Custom Software Apps & SharePoint Consulting

What Manufacturers Need to Know About Big Data Engineering

Big data has transformed the way modern businesses approach their daily operations — and this holds true for many manufacturing firms, as well. While the Lean methodology (Kaizen, TPM, etc.) and Six Sigma principles have played their part in optimizing efficiency across several manufacturing sectors, many industries (such as energy and construction) still endure extreme variability in production processes. 

The reality is, manufacturing environments yield an overwhelming number of internal challenges, ranging from machine failures to siloed quality control systems. Many manufacturing firms require a highly granular approach to identifying, analyzing, and adjusting fault detection processes. In that vein, big data engineering can provide a workable solution for companies in this predicament.

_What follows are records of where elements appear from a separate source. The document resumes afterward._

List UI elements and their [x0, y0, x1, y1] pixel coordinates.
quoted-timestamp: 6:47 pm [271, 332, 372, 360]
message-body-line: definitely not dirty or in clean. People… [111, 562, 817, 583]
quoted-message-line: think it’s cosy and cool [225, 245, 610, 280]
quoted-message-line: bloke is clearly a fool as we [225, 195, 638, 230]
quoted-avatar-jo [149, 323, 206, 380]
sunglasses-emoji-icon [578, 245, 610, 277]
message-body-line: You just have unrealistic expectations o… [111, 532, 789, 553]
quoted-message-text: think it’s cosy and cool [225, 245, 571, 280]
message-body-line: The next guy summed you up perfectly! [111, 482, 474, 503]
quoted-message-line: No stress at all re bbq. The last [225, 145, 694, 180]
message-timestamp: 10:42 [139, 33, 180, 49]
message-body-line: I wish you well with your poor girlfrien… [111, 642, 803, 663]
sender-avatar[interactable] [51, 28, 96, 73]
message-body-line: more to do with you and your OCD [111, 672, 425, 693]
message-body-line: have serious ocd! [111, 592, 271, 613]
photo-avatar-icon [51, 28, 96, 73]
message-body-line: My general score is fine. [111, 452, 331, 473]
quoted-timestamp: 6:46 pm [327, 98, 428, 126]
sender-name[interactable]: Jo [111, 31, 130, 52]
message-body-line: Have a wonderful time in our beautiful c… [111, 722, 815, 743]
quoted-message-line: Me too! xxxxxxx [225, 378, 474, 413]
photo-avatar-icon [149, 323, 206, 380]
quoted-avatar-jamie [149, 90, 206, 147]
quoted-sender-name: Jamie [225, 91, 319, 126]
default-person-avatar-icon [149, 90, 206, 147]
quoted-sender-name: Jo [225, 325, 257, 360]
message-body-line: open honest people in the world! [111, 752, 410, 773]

Big Data vs Data Engineering

It’s important to note that data engineering goes beyond what big data offers a manufacturing firm in its “raw” form. But, what’s the difference between big data and data engineering?

Big data refers, of course, to extremely large data sets that may yield patterns and trends across millions or billions of computational data points. A big data architect will design the technical framework for such a system. However, a data engineer will “build” what the big data solutions architect has already conceptualized.

In short, big data engineers develop, maintain, audit, analyze, and implement big data solutions within organizations. They have experience in working with data storage solutions, and are experts at building and utilizing big data processing systems. Moreover, big data engineers have an in-depth understanding of the design, functionality, and use cases of high-performance algorithms that cover huge data sets. Thus, data engineering is a natural result of the advent of big data; in essence, it’s big data’s logical, practical endpoint.

Use Cases for Data Engineering

Big data engineering has countless possible use cases in the manufacturing industry. For example, data engineers can:

  • Identify bottlenecks in the manufacturing process and recommend potential solutions
  • Design and/or adjust operational workflow to yield increased productivity
  • Analyze big data for manufacturing interdependencies to inform targeted process changes

As an example of data engineering in action, consider the following case study:

Biopharmaceutical production teams must often monitor over 200 variables within the manufacturing workflow to ensure that end products remain completely free of harmful contaminants. The very nature of this production process often leads to high variances in quality from one batch to the next. 

One biopharmaceutical company decided to leverage big data engineering to increase its yield in vaccine production without taking on additional budgetary demands. A project team segmented the company’s entire manufacturing process into granular clusters of correlating production activities. Then, for each cluster, the team compiled a database of highly detailed information about process steps, source materials, and other key factors.

Subsequently, the team of data engineers audited the data set for the most influential interdependent parameters throughout the entire process. They found that nine parameters were most influential, including time to cell inoculation. Armed with this data, they recommended targeted process changes to those nine parameters to increase production efficiency. In the end, the company was able to increase its vaccine yield by over 50% and save over $5 million dollars a year.

Leveraging Big Data Engineering to Increase Manufacturing Productivity

Manufacturing companies that leverage big data solutions will see an increase in productivity, a decrease in downtime, and the generation of larger revenue streams. Of course, such results won’t come about overnight. Developing and implementing advanced analytics platforms takes time and effort. However, with the right partner in hand, manufacturing companies can remain focused on their core competencies. And, they can do so while reaping the benefits of big data engineering.